Fall is an intense time. I think it’s like that for nearly everyone I know. Kids are back in school. We kick off the holiday season with Halloween, followed almost overnight by Thanksgiving and then the December holidays (How very PC of me to not specify which, huh?). We’re trying to cram as much into the final warmer days of the year, before the dark days of winter officially descend upon us.
In the business world, third and fourth quarter earnings (for those on a calendar year) kick things into high gear. We’re planning and budgeting for the upcoming year. Can’t forget about performance reviews and year-end employee engagement efforts! It’s a busy time, for sure.

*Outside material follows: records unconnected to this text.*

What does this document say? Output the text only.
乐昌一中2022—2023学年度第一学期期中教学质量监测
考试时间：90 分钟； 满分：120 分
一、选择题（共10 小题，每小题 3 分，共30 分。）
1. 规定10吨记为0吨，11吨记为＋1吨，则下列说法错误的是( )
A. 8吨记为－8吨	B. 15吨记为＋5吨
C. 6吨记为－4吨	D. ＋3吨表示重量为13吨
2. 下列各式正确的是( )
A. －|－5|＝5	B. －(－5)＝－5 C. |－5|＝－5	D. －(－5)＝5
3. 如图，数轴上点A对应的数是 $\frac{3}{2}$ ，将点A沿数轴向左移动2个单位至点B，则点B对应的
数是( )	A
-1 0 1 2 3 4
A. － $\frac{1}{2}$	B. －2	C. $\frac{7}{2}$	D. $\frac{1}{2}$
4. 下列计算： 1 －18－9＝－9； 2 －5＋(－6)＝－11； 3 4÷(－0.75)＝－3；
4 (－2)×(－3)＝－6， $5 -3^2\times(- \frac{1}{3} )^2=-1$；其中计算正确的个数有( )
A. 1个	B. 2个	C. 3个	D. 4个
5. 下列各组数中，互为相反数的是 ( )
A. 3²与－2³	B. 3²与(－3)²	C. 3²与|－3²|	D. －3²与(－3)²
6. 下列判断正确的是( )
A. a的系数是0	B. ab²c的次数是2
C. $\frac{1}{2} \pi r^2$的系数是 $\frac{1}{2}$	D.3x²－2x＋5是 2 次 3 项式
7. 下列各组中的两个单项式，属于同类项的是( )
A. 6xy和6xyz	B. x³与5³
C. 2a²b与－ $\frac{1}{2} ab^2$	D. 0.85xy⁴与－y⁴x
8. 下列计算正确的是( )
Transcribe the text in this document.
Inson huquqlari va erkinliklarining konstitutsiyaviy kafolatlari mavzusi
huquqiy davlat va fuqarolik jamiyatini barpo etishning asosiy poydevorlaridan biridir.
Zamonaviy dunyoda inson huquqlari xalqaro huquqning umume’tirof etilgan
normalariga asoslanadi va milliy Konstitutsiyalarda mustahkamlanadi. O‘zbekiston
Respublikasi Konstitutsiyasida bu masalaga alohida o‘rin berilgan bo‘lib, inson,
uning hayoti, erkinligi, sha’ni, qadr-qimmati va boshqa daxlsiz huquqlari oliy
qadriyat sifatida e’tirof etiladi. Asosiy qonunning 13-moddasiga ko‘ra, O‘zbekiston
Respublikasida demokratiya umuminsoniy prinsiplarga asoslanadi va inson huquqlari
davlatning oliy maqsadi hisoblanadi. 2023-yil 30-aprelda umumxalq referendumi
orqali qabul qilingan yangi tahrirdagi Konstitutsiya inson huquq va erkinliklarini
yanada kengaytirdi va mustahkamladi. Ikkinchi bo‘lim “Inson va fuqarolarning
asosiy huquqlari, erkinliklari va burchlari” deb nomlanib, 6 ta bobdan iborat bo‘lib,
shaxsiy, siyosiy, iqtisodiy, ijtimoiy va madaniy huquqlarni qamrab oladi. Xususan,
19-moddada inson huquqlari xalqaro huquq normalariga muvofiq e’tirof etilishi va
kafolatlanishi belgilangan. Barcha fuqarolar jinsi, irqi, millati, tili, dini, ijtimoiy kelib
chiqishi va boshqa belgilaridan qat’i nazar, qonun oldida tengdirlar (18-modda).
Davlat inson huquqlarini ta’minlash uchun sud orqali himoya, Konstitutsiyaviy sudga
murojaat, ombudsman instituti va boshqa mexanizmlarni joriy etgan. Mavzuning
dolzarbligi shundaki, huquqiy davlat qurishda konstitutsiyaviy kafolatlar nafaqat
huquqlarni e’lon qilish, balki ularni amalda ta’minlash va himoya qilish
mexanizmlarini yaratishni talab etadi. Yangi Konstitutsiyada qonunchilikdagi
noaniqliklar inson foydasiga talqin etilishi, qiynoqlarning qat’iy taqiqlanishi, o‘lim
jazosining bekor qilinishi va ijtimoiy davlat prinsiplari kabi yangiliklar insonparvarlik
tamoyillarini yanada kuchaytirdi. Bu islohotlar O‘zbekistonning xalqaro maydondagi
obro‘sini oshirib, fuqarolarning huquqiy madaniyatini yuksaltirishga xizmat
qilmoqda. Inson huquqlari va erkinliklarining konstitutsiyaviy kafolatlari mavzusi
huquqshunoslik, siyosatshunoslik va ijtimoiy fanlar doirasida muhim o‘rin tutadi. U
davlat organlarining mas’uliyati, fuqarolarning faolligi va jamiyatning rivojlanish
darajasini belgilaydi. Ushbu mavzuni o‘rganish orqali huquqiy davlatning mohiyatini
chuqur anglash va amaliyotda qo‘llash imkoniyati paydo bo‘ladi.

As a college professor, I primarily teach “non-traditional” adult learners. What makes them non-traditional? Well, most are working adults, having spent at least a few years in the working world, if not a decade or more. Many have married, and some have kids of their own. They bring to the learning environment a wealth of experiences and perspectives that many of my “traditional” professorial colleagues could only dream to have in their classrooms. Gone is some of the naiveté of their early 20s, replaced by a realism (bordering at times on cynicism) that is both provocative and, quite honestly, exciting to me as an educator. They are willing and able to challenge the status quo, with some backing to their critiques based on real-world practice.
For these students, all year is an intense time. They never seem to get a break, between work, families, social lives, and their own schoolwork. And it’s not that they don’t complain…oh, from time to time, they certainly do. But at the end of it all, more often than not, they simply buckle down and get it all done. The manage the juggling, balancing act of being a non-traditional adult learner. It’s impressive really…..
I myself have seen learning from both sides of the fence. My undergraduate work, however, also veered from the traditional college experience. At Colorado College, intensity was the norm. With each course, a semester’s worth of material and contact hours was crammed into a brief 3 1/2-week block. Each academic year, students normally complete 8 such blocks, opportunities to fully dive into a particular subject and produce on very short notice. There’s little opportunity for procrastination, to be sure. But, in my opinion, it’s a wonderful model of education, and I thoroughly thrived in it.
Alas, I eventually had to leave the mountain views of Pikes Peak and Garden of the Gods for the real world. And when I did return to school, it was as a full-time working professional and a part-time graduate student. Call me a glutton for punishment, but that’s a life I have continued for much of my working life. Through a Master’s degree, nearly a second, and ultimately a doctoral program, I’ve experienced the hardships and sacrifices of balancing work and school, and for fun, I threw in two marriages and two kids to boot!
So, why do I say all this? It’s not because I can merely relate to the students I’m teaching and the real-life challenges they face every day in my courses. Rather, it’s because they do so with true grace and poise, constantly producing high quality work in spite of the challenges. They blend their various lives into fascinating discussions, relevant examples, and real-time, applied learning in a way that would impress the most stodgy of traditional academicians.
So, next time you discover a co-worker, neighbor, or family member who is pursuing an educational degree (undergraduate or graduate level), take a few minutes to marvel first at how they do manage to balance it all. But also take a moment to admire their perseverance and determination to grit it out, relying on self-determination and self-direction to reach their goals. For it is that drive that will take your company, your community, and this country forward. These are the leaders we need for our futures. It’s pretty impressive, if you ask me.